Jesus of course when he says this has just given the disciples a vivid example of what he means by love when he washes their feet: love is to be above all about service to others, and our love to be worthy of the name must show itself in practical ways, we must be of use, of help, to those we love. That is how we shall show that we love God- by loving our fellow human beings, doing good to those around us, and trying, insofar as we are able, to live life by the rules, by the teachings of Our Lord as they are mediated to us in every generation by his Church. This is what Jesus means when he says “if anyone loves me he will keep my word” and “those who do not love me do not keep my words”. And then, because Our Lord knows how frail and half-hearted we so often are when it comes to trying to please him and do the right thing, he tells the disciples that they are not going to have to go it alone, because the Holy Spirit will be sent to them at Pentecost to strengthen them, the Holy Spirit who “will teach you everything and remind you of all I have said to you”.
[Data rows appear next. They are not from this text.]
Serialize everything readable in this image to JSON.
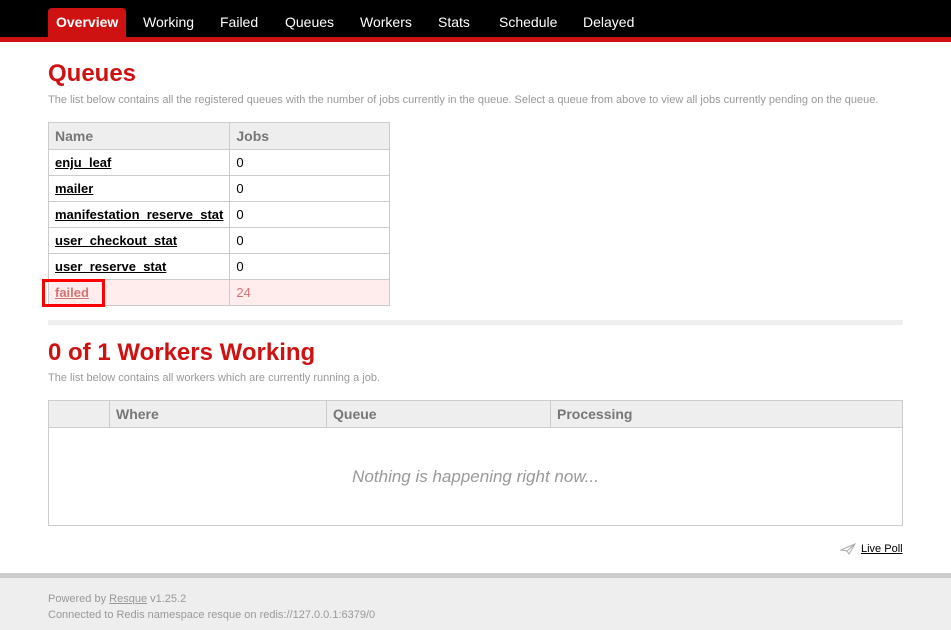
{
  "nav": {
    "tabs": [
      {
        "label": "Overview",
        "active": true
      },
      {
        "label": "Working"
      },
      {
        "label": "Failed"
      },
      {
        "label": "Queues"
      },
      {
        "label": "Workers"
      },
      {
        "label": "Stats"
      },
      {
        "label": "Schedule"
      },
      {
        "label": "Delayed"
      }
    ]
  },
  "queues": {
    "title": "Queues",
    "description": "The list below contains all the registered queues with the number of jobs currently in the queue. Select a queue from above to view all jobs currently pending on the queue.",
    "headers": [
      "Name",
      "Jobs"
    ],
    "rows": [
      {
        "name": "enju_leaf",
        "jobs": "0"
      },
      {
        "name": "mailer",
        "jobs": "0"
      },
      {
        "name": "manifestation_reserve_stat",
        "jobs": "0"
      },
      {
        "name": "user_checkout_stat",
        "jobs": "0"
      },
      {
        "name": "user_reserve_stat",
        "jobs": "0"
      },
      {
        "name": "failed",
        "jobs": "24"
      }
    ]
  },
  "workers": {
    "title": "0 of 1 Workers Working",
    "description": "The list below contains all workers which are currently running a job.",
    "headers": [
      "",
      "Where",
      "Queue",
      "Processing"
    ],
    "empty": "Nothing is happening right now..."
  },
  "live_poll": "Live Poll",
  "footer": {
    "powered_prefix": "Powered by ",
    "resque_link": "Resque",
    "version": " v1.25.2",
    "connection": "Connected to Redis namespace resque on redis://127.0.0.1:6379/0"
  },
  "colors": {
    "accent": "#ce1212",
    "highlight": "#ff0000"
  }
}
That is the key to the Christian life isn’t it, the Holy Spirit, given to us in our baptism and living within us to keep us always in close contact with God and to keep prompting us to make that contact day by day in a thousand ways, suggesting to us that we could do this or that, say this or that, helpful thing to the people in our lives, putting the idea into our heads to go into a church and say a prayer, to come to Mass, to start having a few thoughts about our next confession. We see in the creation stories in Genesis the great truth that man is created for intimacy with God, that friendship with God is our destiny, and that this is achieved by God giving us his Spirit. We read in Genesis 2 that when he had created Adam God “breathed into his nostrils the breath of life and he became a living being”. Breath and Spirit are the same word in Hebrew, ruach, and here we see the human race coming alive, coming alive to its true destiny and to all its potential, with the gift of Holy Spirit activating it.
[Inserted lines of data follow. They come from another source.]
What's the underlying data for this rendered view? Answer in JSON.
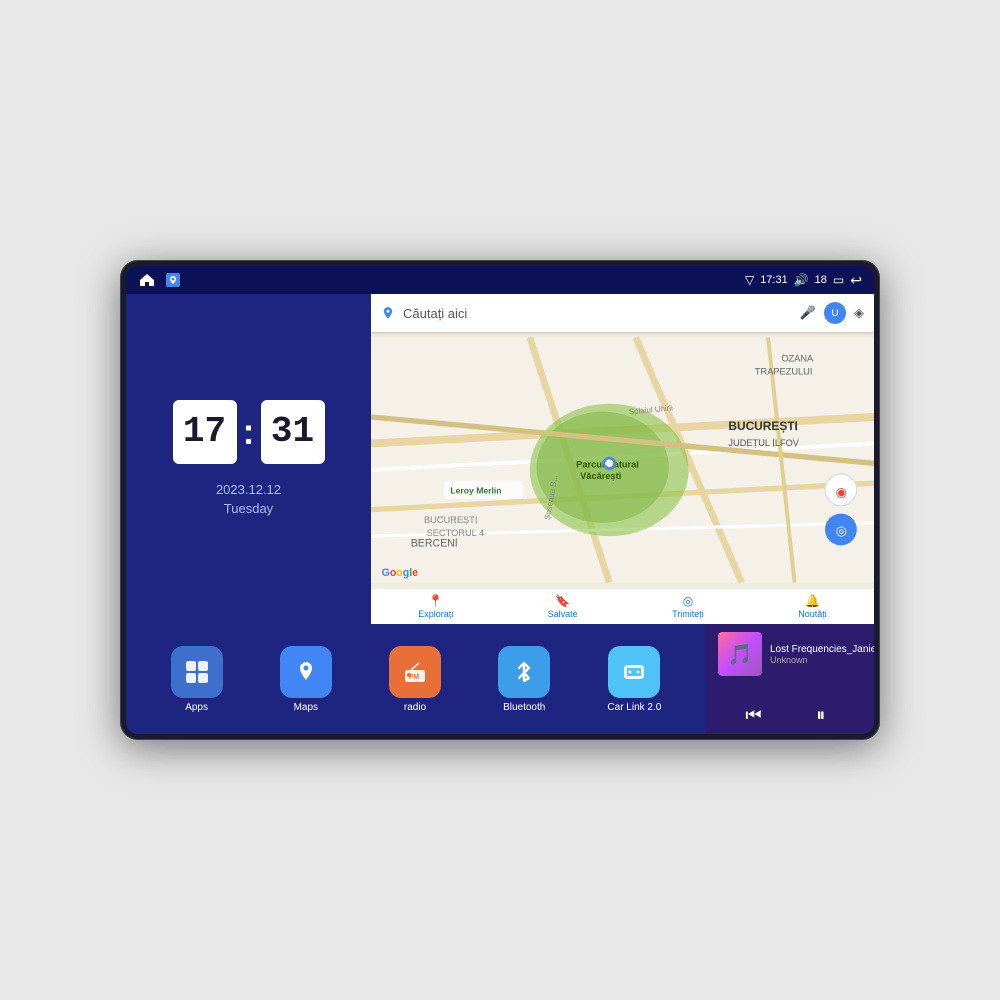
{
  "device": {
    "status_bar": {
      "left_icons": [
        "home",
        "maps"
      ],
      "time": "17:31",
      "signal_icon": "▽",
      "volume_icon": "🔊",
      "battery": "18",
      "battery_icon": "▭",
      "back_icon": "↩"
    },
    "clock": {
      "hour": "17",
      "minute": "31",
      "date": "2023.12.12",
      "day": "Tuesday"
    },
    "map": {
      "search_placeholder": "Căutați aici",
      "bottom_items": [
        {
          "label": "Explorați",
          "icon": "📍"
        },
        {
          "label": "Salvate",
          "icon": "🔖"
        },
        {
          "label": "Trimiteți",
          "icon": "◎"
        },
        {
          "label": "Noutăți",
          "icon": "🔔"
        }
      ]
    },
    "apps": [
      {
        "id": "apps",
        "label": "Apps",
        "icon": "⊞",
        "color_class": "icon-apps"
      },
      {
        "id": "maps",
        "label": "Maps",
        "icon": "📍",
        "color_class": "icon-maps"
      },
      {
        "id": "radio",
        "label": "radio",
        "icon": "📻",
        "color_class": "icon-radio"
      },
      {
        "id": "bluetooth",
        "label": "Bluetooth",
        "icon": "⟨)",
        "color_class": "icon-bluetooth"
      },
      {
        "id": "carlink",
        "label": "Car Link 2.0",
        "icon": "🔗",
        "color_class": "icon-carlink"
      }
    ],
    "music": {
      "title": "Lost Frequencies_Janieck Devy-...",
      "artist": "Unknown",
      "thumbnail_emoji": "🎵"
    }
  }
}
But Jesus says another, quite extraordinary, thing in this gospel reading today. He describes the Christian life, this intimacy with God that we are all called to, in the most moving way when he says that when we live in love, God will come to us in the closest possible way, we shall have the Holy Trinity living in us- “we shall come to him and make our home with him”. This is the vocation of every Christian, to have the Trinity dwelling within us, living in us and acting through us, making us part of the divine life of the Godhead, caught up in the eternal momentum of love that is God’s nature. The Greek word for home that John uses is “mone” the same word in fact that occurs a bit earlier on, when Jesus says “in my Father’s house there are many “monai”, many rooms, many dwelling places. So the word that Jesus uses to describe Heaven is the word he uses to describe our life when it is lived with God in us, a sort of Heaven on earth.
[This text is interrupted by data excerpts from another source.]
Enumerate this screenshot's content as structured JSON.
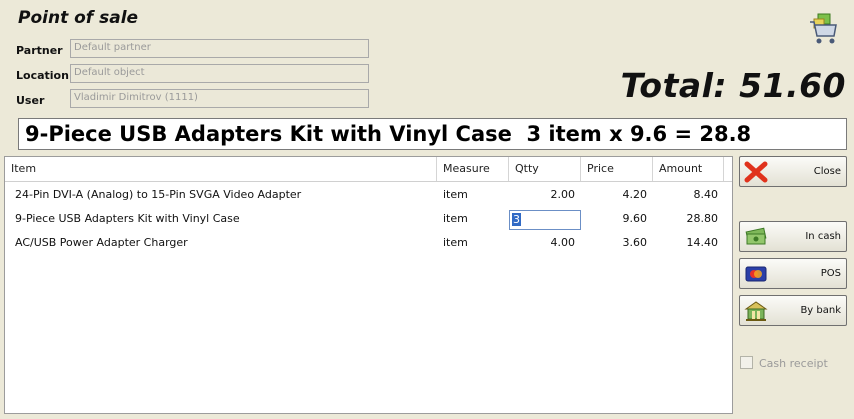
{
  "window": {
    "title": "Point of sale"
  },
  "form": {
    "partner": {
      "label": "Partner",
      "value": "Default partner"
    },
    "location": {
      "label": "Location",
      "value": "Default object"
    },
    "user": {
      "label": "User",
      "value": "Vladimir Dimitrov (1111)"
    }
  },
  "total": {
    "text": "Total: 51.60"
  },
  "current_line": "9-Piece USB Adapters Kit with Vinyl Case  3 item x 9.6 = 28.8",
  "table": {
    "columns": [
      "Item",
      "Measure",
      "Qtty",
      "Price",
      "Amount"
    ],
    "rows": [
      {
        "item": "24-Pin DVI-A (Analog) to 15-Pin SVGA Video Adapter",
        "measure": "item",
        "qtty": "2.00",
        "price": "4.20",
        "amount": "8.40"
      },
      {
        "item": "9-Piece USB Adapters Kit with Vinyl Case",
        "measure": "item",
        "qtty": "3",
        "price": "9.60",
        "amount": "28.80"
      },
      {
        "item": "AC/USB Power Adapter Charger",
        "measure": "item",
        "qtty": "4.00",
        "price": "3.60",
        "amount": "14.40"
      }
    ]
  },
  "buttons": {
    "close": "Close",
    "in_cash": "In cash",
    "pos": "POS",
    "by_bank": "By bank"
  },
  "cash_receipt": {
    "label": "Cash receipt",
    "checked": false
  },
  "icons": {
    "cart": "shopping-cart-icon",
    "close": "red-x-icon",
    "cash": "banknotes-icon",
    "pos": "card-icon",
    "bank": "bank-icon"
  }
}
There is a French Carmelite you may know, a near contemporary of her more famous sister Ste Thérèse, Blessed Elisabeth of the Trinity. She too died in her early twenties, she too left behind a body of writings that have carried her influence far and wide from her Carmel of Dijon. On her first communion day a nun explained to her that her name Elisabeth meant “House of God” and she loved to think of herself from an early age as just that, God’s little house where he is at home and where he can do as he likes. Just before she died she wrote to her mother “You can believe my doctrine for it is not my own”- she developed her spirituality that the Christian has the Holy Trinity –“my Three” as she affectionately calls them- living in him from Scripture, especially these words of Our Lord in today’s Gospel. Of course how comfortable the Trinity is living in us will depend on us, on how much room we are willing to let God the Father, God the Son and God the Holy Spirit have (that’s three bedrooms for a start), how open we are prepared to be to the command to love. The more we let God have of our lives, the more he will fill our lives. It’s up to us. The greatest Carmelite of all perhaps is St Teresa of Avila; she reminds us that “Christ does not force our will, he only takes what we will give him, but he does not give himself entirely until he sees that we yield ourselves entirely to him”.
So there is God, the Creator of the Universe, waiting to see what we will spare him, if we will risk a little loving and in so doing let him into a corner of our lives, let him come in and rent a room- or maybe give him a long lease on the whole property. Up to us! Jesus, we love you, we will keep your word; come to us at this Mass, come Father Son and Holy Spirit and make your home in each one of us, live in us and make us your dwellings, your little bits of Heaven, the channels of your love in our broken world. Amen.